Несомненно, Льюис сыграл ведущую роль во внедрении инструментов Эйнтховена в клиническую практику, и в эксперименты, направленные на раскрытие механизмов аритмий. Эйнтховен всегда высоко ценил работу Льюиса. Когда Эйнтховен получил Нобелевскую премию в 1925 году, в своей речи он сказал: "Я убежден, что всеобщий интерес к электрокардиографии не поднялся бы так высоко в наши дни, если бы нам пришлось обойтись без его работы, и я сомневаюсь, что без его ценного вклада я имел бы честь стоять перед вами сегодня" [29]. Другими специалистами, кто применил прибор Эйнтховена в клинической практике, были русский физиолог Самойлов, который в 1909 году опубликовал первую книгу по электрокардиографии, и Краус и Николаи, опубликовавшие второе пособие в 1910 году [22].
Первоначально для регистрации электрокардиограммы использовались только три (биполярных) отведения от конечностей. Важным событием стало введение центрального терминала и однополярных прекардиальных отведений Уилсоном и его коллегами, а также усиленных отведений от конечностей Голдбергером (1942). Уилсон и Джонстон (1938) также заложили основу для развития векторкардиографии.
Первые карты электрической активности, основанные на 10-20 электрокардиограммах, записанных с поверхности человеческого тела, были опубликованы Уоллером в 1889 году. Однако распределение изопотенциальных линий на поверхности человеческого тела в различные моменты сердечного цикла стало возможным только после публикации Нахума и коллег (1951).
Амбулаторная электрокардиография берет свое начало с публикации Холтера в 1957 году. Дальнейшие разработки в области электрокардиографии были связаны с электрическим картированием поверхности тела, электрокардиографией пучка Гиса, компьютерным анализом электрокардиограммы, полярной электрокардиографией и магнитокардиограммой.
Фиксация трансмембранных потенциалов
В 1948 году Лингу и Жерару удалось получить стеклянные капилляры с диаметром кончика порядка 0,5 мкм, пригодные для проникновения через клеточную мембрану [25]. Год спустя были зарегистрированы первые трансмембранные потенциалы из сердечной ткани, в данном случае из ложных сухожилий собачьего сердца [19]. Эти эксперименты были проведены в Кэмбридже, в лаборатории А.Л. Ходжкина (будущего нобелевского лауреата, вместе с А.Ф. Хаксли), и Вейдман позже вспоминал: "Замечание Ходжкина, сделанное в 1949 году, до сих пор звучит в моих ушах: "Теперь вы можете заново открыть всю электрофизиологию сердца"" [9]. Данное замечание оказалось пророческим.
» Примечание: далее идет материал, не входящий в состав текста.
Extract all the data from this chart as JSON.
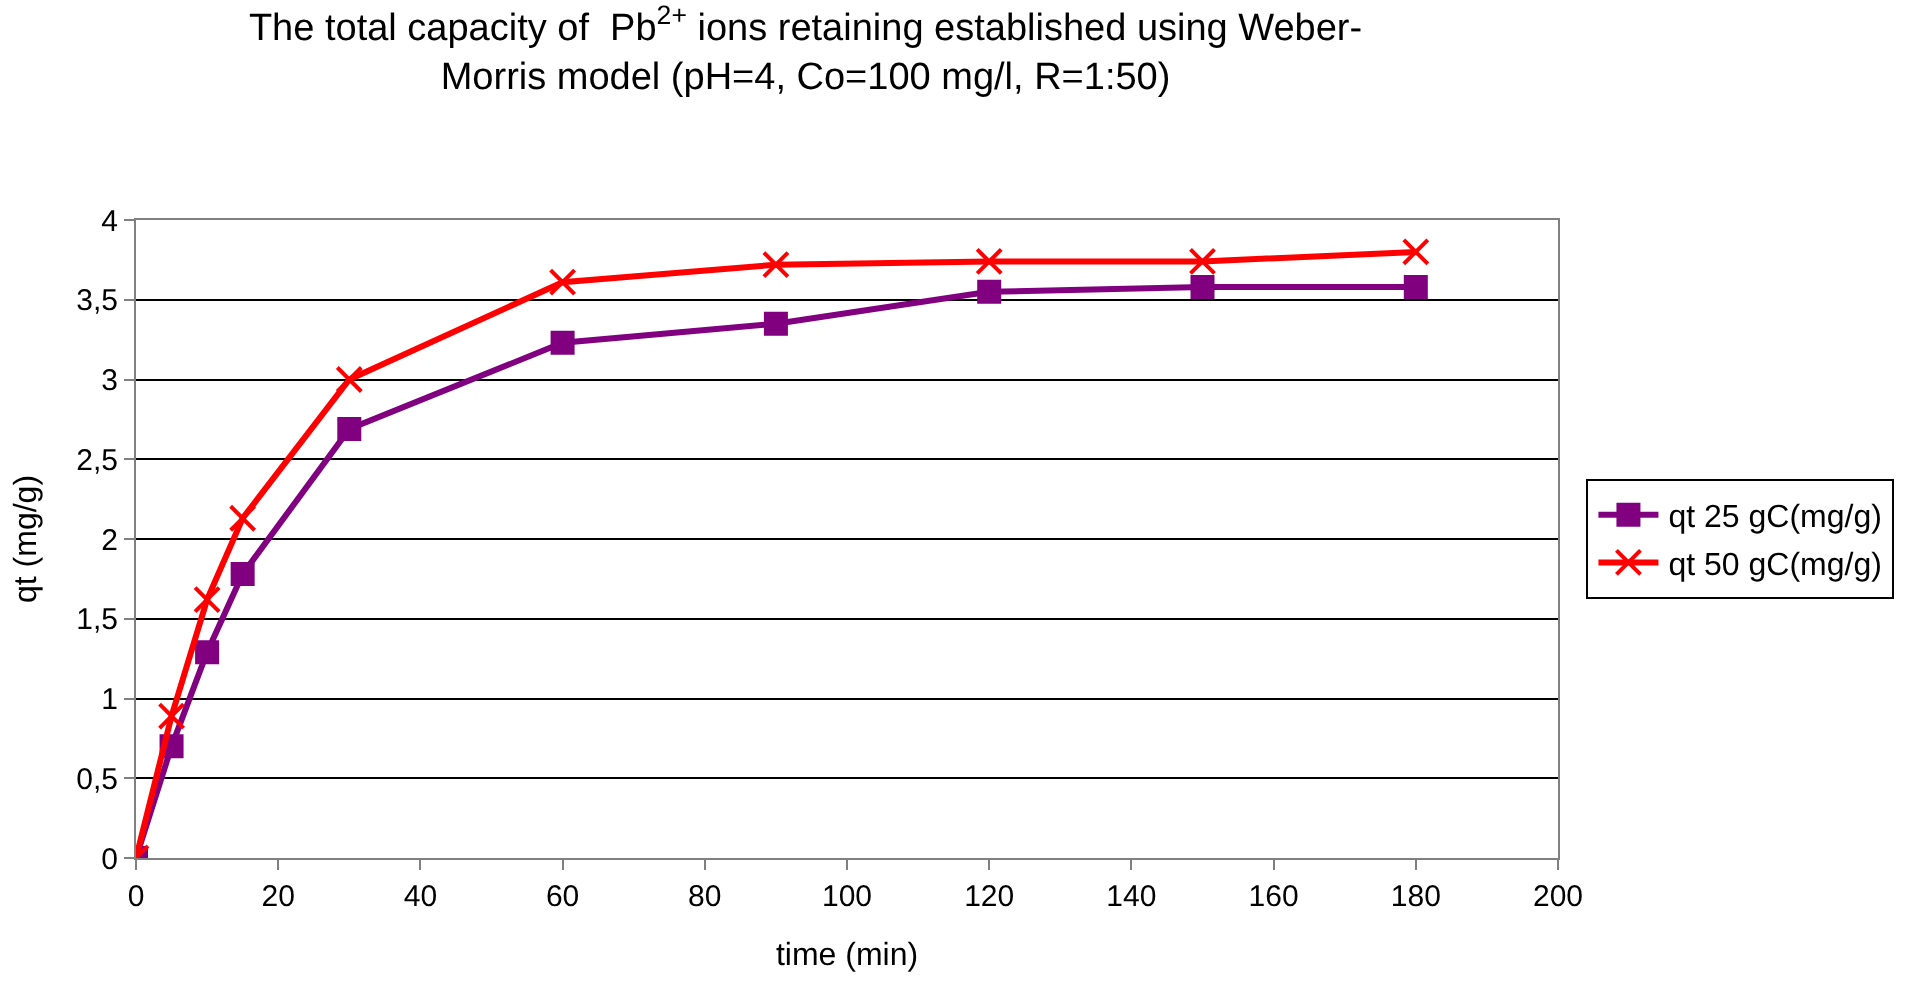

Большая часть электрофизиологии сердца ранее изучалась либо с помощью внеклеточной записи, либо с помощью измерения "монофазных потенциалов действия". После того как Бердон-Сандерсон и Пейдж (1879) впервые зарегистрировали монофазный потенциал действия, довольно много исследований использовали эту технику, применяя аспирацию в месте регистрации. Монофазный потенциал действия обеспечивает хороший показатель формы потенциала действия, регистрируемого внутриклеточными микроэлектродами [12], и этот метод особенно полезен для изучения длительности потенциала действия и нарушений фазы реполяризации потенциала действия, таких как ранняя и поздняя постдеполяризация. Монофазный потенциал действия можно получить у человека путем аспирации через внутрисердечный катетер [7] или с помощью нагрузки [8]. Однако только с помощью микроэлектродной записи можно получить количественные данные о различных фазах сердечного потенциала действия.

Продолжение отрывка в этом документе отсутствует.